Like a lot of the older cartoons, I remember Transformers as a moral and heroic struggle against Megatron and his evil Deceptacons. I sneered at Starscream, cheered for Optimus and laughed at Jazz. But I was never really "into" the cartoon. I remember as much of it as I remember from Voltron and Teenage Mutant Ninja Turtles -- namely the toys that came along with the shows.
Then a new Transformers appeared, with a new look, new characters and a darker tone than its squeaky clean predecessor. The show, Beast Wars, ran each morning at 6:30 a.m., the perfect time for a teenager to watch TV while I got ready for school. That show probably kept me from being tardy two or three times a week.
It was one of the first shows where the good guys didn't always win -- in fact, they often lost spectacularly and not because the bad guys cheated, but because the heroes had their own flaws. Apparently, the few characters was an accident that came about because it would have cost too much to have more characters digitally animated.
It worked.
Each character had a distinct personality, they were robots with souls, with senses of humor, failings and strengths. It engrossed me, I followed the three-season series as closely as I could.
And then last night, I went to see the new Transformers movie. The best thing I can say is that it's a series of computer generated action sequences loosely strung together by the best efforts of Shia LeBoeuf.

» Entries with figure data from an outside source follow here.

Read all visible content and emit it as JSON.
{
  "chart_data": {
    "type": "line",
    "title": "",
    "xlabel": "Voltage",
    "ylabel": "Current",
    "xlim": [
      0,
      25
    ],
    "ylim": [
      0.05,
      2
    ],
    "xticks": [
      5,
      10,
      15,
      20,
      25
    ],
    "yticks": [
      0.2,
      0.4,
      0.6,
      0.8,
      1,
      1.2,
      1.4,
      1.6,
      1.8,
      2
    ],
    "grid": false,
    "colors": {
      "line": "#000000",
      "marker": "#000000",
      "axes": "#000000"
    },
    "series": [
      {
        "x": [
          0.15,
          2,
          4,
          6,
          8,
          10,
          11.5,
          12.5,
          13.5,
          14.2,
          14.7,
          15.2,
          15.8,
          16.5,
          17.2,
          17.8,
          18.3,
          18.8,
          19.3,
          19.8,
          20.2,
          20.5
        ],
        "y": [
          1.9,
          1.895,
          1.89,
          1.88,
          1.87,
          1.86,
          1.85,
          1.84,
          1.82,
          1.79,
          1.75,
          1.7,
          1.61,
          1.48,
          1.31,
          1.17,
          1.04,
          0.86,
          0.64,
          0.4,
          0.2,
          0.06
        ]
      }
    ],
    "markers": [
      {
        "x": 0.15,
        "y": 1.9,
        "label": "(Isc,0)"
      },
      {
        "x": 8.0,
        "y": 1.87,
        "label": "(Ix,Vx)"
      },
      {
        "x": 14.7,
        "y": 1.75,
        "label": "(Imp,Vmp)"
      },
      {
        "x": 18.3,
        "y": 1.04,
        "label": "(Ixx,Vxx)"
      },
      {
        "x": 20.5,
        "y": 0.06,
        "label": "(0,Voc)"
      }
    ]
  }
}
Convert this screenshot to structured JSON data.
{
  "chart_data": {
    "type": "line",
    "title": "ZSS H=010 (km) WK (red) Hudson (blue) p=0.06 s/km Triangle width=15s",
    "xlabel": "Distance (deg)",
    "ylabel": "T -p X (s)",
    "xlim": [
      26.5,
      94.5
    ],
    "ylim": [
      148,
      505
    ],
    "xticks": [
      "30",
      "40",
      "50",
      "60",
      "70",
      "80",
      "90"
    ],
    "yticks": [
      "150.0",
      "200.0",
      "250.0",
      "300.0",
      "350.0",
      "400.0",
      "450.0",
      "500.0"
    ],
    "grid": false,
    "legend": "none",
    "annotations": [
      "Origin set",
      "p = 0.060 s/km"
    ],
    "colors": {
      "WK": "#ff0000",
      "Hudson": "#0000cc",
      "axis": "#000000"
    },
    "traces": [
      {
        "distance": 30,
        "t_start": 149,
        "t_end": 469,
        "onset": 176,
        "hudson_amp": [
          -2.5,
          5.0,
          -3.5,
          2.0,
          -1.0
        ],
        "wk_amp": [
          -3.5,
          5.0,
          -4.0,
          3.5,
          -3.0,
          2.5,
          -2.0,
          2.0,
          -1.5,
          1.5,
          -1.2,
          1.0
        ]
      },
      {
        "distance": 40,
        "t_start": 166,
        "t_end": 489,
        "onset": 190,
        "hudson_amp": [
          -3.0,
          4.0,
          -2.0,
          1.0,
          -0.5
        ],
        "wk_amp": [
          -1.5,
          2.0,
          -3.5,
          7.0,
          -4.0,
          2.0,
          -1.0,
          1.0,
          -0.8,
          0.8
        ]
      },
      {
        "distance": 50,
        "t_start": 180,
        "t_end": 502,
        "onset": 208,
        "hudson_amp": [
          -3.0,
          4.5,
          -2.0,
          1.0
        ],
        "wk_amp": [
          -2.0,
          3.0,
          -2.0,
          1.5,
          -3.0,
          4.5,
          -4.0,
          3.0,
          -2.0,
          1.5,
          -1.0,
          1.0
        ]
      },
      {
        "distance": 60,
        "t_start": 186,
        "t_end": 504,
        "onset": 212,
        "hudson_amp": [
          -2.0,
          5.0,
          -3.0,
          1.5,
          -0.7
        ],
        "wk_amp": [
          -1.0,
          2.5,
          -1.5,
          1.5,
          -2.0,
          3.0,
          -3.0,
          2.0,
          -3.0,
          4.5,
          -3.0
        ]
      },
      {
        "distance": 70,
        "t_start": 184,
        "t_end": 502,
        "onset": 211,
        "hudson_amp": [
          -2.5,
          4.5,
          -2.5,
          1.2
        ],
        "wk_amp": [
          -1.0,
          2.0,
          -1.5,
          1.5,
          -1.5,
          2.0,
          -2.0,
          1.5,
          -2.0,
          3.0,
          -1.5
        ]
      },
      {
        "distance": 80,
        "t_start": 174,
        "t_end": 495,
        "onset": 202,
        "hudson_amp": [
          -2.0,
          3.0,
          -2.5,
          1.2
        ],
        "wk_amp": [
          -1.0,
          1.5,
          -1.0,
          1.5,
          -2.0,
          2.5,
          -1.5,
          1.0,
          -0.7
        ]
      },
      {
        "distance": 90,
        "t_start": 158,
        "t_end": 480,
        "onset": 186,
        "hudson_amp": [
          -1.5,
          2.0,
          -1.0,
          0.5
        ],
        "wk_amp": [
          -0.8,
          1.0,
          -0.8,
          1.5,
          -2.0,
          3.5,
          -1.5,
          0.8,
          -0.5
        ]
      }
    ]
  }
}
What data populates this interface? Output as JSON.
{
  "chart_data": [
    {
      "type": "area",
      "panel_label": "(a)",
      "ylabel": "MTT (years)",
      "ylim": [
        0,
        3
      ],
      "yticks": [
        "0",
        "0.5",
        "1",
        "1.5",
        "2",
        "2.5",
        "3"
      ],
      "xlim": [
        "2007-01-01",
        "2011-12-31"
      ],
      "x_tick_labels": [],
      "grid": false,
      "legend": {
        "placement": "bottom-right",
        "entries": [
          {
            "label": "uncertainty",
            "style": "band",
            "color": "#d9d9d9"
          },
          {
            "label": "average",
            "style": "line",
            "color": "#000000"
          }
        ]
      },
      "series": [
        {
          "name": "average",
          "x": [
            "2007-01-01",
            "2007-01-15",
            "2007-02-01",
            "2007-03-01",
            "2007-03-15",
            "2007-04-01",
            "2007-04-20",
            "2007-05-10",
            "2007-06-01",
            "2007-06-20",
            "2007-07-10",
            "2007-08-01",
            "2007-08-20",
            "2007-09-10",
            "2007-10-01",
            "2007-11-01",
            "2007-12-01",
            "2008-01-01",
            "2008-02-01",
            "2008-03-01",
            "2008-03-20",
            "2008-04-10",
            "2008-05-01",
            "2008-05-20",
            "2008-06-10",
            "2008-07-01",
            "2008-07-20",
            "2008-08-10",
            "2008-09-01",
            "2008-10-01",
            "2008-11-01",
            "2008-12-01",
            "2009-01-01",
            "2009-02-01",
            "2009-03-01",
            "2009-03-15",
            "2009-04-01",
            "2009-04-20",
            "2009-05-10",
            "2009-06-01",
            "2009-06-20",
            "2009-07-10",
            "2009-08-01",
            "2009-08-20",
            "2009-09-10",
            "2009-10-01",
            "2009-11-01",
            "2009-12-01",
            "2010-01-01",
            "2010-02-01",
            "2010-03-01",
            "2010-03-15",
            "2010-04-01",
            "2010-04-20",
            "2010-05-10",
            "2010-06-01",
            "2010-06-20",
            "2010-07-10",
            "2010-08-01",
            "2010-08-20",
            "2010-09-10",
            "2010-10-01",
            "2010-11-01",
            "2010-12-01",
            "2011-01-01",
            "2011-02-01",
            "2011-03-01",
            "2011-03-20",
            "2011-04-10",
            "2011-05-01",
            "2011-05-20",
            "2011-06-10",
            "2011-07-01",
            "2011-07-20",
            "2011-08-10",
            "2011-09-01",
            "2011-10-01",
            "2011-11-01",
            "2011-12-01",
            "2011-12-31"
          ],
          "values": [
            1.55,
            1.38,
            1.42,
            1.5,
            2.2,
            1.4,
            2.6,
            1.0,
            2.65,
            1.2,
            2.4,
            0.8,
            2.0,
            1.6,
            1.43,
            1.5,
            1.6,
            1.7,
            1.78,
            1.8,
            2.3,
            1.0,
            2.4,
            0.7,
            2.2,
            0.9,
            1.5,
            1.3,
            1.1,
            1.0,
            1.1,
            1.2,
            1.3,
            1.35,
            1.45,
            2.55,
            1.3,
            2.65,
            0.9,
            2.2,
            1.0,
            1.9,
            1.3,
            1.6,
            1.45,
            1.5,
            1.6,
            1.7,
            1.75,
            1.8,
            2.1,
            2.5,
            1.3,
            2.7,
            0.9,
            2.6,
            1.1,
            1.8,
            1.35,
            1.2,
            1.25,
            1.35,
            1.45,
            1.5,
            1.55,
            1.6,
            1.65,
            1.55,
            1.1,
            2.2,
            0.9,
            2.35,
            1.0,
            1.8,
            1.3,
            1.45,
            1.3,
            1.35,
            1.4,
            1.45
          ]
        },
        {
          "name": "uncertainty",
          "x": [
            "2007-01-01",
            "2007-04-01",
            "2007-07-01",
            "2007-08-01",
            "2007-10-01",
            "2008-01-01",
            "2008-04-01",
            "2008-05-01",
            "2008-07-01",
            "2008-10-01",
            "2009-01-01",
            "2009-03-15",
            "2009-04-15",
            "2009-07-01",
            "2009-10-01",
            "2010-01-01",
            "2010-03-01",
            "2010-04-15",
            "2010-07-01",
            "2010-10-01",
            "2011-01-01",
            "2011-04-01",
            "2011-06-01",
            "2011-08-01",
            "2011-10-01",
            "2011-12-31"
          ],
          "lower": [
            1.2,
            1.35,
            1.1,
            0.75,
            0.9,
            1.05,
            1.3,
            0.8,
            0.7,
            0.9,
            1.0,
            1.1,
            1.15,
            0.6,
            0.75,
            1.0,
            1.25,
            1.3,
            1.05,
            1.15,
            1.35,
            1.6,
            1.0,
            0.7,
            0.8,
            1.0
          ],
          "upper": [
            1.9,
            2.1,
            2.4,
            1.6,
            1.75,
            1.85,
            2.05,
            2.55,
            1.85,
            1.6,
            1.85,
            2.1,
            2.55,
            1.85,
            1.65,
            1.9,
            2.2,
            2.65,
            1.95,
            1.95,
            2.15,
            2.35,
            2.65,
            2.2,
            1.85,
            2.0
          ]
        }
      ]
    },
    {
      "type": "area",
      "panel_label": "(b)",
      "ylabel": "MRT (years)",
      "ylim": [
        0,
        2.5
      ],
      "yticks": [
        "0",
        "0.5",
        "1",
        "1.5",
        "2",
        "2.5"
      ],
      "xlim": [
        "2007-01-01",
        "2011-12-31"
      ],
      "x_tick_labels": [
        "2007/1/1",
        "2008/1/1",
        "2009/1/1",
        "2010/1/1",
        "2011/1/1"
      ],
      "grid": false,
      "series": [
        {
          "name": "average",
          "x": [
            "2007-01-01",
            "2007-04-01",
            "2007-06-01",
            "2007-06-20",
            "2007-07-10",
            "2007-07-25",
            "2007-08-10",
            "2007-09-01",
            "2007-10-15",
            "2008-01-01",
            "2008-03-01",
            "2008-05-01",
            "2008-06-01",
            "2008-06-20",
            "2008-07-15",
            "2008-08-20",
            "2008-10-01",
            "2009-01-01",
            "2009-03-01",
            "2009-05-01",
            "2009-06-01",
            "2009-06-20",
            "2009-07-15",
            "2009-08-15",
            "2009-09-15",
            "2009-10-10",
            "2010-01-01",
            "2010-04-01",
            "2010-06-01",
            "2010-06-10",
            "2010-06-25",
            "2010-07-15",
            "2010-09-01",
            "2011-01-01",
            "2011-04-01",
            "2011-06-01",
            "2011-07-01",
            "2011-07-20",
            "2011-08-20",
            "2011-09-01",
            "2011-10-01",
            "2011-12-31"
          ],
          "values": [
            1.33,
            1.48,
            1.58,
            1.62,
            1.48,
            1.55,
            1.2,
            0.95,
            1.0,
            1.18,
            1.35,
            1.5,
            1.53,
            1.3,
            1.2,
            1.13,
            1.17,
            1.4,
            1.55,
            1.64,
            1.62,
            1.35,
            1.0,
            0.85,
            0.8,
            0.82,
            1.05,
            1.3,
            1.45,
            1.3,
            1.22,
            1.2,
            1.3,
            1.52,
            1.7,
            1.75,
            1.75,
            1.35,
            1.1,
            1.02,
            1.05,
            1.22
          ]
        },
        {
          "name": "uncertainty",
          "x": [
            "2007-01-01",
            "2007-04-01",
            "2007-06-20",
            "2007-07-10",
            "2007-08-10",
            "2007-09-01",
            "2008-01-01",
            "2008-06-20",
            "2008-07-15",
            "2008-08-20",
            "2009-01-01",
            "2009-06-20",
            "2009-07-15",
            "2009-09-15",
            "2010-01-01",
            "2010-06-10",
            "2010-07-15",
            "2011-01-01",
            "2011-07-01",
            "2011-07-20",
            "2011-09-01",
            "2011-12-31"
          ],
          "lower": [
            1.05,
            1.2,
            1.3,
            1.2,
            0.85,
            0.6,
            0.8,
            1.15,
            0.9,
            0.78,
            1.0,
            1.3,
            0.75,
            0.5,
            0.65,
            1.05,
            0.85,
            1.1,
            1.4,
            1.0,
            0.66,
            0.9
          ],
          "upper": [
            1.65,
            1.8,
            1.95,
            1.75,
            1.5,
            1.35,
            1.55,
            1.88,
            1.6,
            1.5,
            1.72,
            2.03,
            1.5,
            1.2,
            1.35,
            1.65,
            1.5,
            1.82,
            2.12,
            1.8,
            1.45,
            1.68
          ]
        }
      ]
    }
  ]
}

Michael Bay surely must have spent all of his money convincing the voice actor behind the original Optimus to return for this movie.
It lacked that overwhelming sense of heroism from the first series and the character development from the second. It made poor use of some talented actors (John Turturro, Jon Voight) and of some not-so talented actors (cough-Tyrese-cough).
For a movie tagged "More than meets the eye," it was anything but.